Pour les métiers de l’enseignement en pénurie, des personnes ont eu la possibilité de suivre une formation d’enseignant sans perdre leur allocation de chômage. Je connais des enseignants en fonction ayant recommencé une formation dans ce cadre. Nous examinerons également d’autres solutions lors de la concertation sectorielle en cours, car les mesures doivent être prises avec les partenaires sociaux.
Le phénomène est mouvant même s’il est devenu structurel. La dramatisation de la situation renforce la démotivation ambiante. Néanmoins, il ne faut pas non plus la banaliser. Sans être catastrophique, il faut vraiment prendre ce problème à bras-le-corps.
La pénurie n’est pas la règle. Elle reste heureusement l’exception mais une école dans laquelle il manque un enseignant est toujours une école de trop.
M. Philippe Fontaine (MR). – Je remercie le ministre de sa réponse. Il ne faut certes pas dramatiser mais les pénuries affectant certaines professions sont bel et bien réelles.
Derrière ces pénuries, il y a des enfants qui sont victimes d’un manque dans leur formation, ce qui est difficilement acceptable. Les jeunes enseignants arrivant dans les écoles avec leur propre bagage sont livrés à eux-mêmes.

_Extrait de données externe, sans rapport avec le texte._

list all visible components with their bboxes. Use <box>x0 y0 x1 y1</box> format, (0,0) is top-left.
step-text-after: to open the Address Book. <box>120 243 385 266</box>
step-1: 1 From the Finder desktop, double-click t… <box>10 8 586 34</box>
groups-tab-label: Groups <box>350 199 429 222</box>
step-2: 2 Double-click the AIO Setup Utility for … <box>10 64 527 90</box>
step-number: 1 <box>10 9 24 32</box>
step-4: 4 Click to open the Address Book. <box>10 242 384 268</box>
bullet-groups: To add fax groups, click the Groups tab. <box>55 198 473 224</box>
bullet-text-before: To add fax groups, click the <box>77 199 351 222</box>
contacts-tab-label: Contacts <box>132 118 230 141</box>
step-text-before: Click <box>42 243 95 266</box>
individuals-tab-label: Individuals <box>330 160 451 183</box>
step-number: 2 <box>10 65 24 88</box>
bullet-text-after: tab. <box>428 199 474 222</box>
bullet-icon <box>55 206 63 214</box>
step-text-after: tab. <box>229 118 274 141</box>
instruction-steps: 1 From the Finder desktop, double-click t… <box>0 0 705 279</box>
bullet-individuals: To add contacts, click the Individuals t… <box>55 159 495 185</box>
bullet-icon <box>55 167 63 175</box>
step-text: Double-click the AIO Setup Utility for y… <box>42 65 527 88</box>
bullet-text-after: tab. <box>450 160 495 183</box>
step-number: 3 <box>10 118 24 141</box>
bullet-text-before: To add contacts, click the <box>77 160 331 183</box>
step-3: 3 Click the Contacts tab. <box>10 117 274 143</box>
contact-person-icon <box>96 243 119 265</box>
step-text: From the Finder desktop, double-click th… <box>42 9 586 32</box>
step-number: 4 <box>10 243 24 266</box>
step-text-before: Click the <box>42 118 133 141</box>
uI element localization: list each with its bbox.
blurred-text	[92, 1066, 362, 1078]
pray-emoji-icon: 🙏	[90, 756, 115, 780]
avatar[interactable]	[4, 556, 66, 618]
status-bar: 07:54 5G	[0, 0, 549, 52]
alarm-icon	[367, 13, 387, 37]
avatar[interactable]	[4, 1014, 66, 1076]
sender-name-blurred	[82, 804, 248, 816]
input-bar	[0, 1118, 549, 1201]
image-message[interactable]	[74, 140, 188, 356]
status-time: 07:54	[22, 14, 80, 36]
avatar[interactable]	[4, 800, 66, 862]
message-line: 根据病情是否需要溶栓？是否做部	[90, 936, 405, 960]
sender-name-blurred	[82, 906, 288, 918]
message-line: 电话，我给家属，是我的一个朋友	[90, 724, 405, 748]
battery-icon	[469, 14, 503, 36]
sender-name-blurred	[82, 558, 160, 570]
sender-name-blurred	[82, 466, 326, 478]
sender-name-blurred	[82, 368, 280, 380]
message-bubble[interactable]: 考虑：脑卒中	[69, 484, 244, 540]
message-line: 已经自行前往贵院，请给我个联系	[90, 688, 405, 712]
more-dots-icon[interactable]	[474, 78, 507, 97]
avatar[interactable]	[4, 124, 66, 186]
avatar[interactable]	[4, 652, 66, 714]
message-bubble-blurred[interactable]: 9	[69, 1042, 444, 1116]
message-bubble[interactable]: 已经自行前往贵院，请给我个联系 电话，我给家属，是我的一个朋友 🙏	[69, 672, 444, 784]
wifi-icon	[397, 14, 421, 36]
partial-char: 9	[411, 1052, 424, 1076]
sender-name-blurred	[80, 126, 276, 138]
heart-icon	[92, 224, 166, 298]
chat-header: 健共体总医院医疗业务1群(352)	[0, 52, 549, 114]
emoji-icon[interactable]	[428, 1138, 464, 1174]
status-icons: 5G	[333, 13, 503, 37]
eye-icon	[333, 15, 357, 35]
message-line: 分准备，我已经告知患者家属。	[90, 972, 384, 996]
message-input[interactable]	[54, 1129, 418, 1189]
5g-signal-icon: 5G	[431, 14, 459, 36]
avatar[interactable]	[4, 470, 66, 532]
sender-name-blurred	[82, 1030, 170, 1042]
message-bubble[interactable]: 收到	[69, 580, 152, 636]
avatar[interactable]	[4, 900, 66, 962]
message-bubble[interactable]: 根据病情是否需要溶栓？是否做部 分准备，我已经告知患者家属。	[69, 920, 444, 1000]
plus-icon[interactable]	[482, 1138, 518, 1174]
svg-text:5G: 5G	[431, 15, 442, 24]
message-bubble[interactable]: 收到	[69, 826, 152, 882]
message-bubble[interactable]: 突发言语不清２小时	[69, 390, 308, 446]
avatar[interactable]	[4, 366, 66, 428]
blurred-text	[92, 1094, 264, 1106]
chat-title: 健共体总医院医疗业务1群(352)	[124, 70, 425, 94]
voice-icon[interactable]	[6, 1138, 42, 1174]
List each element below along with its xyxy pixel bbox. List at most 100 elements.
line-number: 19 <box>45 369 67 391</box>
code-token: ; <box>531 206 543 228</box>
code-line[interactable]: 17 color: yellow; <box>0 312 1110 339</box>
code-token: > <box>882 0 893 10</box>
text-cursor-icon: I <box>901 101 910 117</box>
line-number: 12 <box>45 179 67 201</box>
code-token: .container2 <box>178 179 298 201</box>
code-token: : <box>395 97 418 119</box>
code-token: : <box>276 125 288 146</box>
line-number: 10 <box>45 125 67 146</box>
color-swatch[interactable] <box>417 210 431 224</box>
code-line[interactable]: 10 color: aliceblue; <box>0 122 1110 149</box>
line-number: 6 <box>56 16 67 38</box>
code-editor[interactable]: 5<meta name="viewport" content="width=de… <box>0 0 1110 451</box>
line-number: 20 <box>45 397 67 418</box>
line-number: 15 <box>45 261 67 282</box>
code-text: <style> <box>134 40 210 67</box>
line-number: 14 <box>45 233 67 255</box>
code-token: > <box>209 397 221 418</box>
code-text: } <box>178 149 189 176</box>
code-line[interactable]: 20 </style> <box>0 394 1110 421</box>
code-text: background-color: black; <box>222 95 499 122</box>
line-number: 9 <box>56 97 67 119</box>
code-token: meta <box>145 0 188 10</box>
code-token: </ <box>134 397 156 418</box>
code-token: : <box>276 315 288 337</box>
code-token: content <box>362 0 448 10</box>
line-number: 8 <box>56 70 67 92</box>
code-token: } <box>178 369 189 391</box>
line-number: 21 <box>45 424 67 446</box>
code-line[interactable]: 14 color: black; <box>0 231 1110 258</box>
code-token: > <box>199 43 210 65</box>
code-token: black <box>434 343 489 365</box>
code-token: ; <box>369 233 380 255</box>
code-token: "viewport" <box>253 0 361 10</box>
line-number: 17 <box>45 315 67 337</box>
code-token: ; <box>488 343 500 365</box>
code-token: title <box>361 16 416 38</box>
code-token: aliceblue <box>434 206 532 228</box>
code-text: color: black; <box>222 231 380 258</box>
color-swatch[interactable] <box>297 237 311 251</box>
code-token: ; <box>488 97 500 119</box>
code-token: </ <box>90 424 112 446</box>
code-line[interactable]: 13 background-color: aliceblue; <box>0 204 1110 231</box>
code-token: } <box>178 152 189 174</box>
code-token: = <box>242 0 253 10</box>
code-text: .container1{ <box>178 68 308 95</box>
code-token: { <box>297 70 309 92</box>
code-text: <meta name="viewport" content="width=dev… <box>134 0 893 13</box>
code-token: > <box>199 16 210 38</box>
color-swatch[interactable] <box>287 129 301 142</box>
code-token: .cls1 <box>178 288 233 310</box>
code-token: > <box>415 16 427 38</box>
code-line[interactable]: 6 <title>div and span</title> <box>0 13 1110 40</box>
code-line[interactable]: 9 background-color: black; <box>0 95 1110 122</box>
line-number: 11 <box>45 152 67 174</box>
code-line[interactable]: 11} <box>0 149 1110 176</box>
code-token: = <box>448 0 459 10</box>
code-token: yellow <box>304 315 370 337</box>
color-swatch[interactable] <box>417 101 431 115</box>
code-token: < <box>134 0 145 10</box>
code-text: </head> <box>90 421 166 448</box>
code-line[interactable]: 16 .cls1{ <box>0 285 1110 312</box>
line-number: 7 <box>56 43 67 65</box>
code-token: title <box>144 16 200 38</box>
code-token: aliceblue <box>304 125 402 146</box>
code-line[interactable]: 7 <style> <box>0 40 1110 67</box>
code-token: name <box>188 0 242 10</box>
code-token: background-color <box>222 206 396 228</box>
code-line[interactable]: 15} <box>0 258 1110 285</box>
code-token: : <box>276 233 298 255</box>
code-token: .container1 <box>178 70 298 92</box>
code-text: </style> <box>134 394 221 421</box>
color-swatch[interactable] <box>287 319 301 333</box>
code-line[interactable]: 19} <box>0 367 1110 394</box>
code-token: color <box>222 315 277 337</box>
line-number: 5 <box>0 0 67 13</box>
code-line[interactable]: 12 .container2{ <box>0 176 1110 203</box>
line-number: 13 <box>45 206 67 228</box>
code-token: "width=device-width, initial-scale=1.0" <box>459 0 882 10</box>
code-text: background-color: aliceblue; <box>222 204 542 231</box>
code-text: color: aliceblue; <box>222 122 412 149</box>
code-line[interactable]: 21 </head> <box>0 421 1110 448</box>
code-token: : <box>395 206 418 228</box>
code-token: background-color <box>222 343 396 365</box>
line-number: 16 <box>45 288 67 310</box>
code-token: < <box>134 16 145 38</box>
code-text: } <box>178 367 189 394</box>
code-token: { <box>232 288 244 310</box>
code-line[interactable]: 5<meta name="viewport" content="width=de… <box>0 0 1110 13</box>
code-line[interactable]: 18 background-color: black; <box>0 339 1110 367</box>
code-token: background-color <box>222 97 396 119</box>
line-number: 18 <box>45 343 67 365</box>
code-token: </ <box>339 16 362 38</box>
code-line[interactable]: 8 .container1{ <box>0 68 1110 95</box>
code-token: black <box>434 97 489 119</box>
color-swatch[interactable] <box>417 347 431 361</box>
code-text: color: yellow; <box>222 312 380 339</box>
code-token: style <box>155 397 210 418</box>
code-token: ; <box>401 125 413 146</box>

Cela pose un réel problème, d’autant qu’ils héritent souvent des classes les plus difficiles. La formation continuée et surtout l’encadrement sont des données particulièrement importantes. Nous attendons, nous aussi, énormément de l’amélioration des conditions de travail et des projets PPP. Ces points sont depuis longtemps à l’ordre du jour mais nous ne voyons rien venir. Après les déclarations d’intention, il faut passer aux réalisations.
Le gouvernement ne peut pas tout le temps promettre sans concrétiser. Il faudrait aussi que le gouvernement dispose d’informations pertinentes pour ne pas déclarer qu’il y a pléthore dans tel ou tel secteur – l’enseignement maternel, par exemple –, alors que dans les faits, il y a une désaffection !
Nos jeunes tournent de plus en plus le dos aux métiers de l’enseignement car, au-delà de l’aspect purement financier, ils ne trouvent plus dans l’exercice de ces professions les satisfactions qui étaient celles de leurs aînés il y a seulement dix, vingt ou trente ans.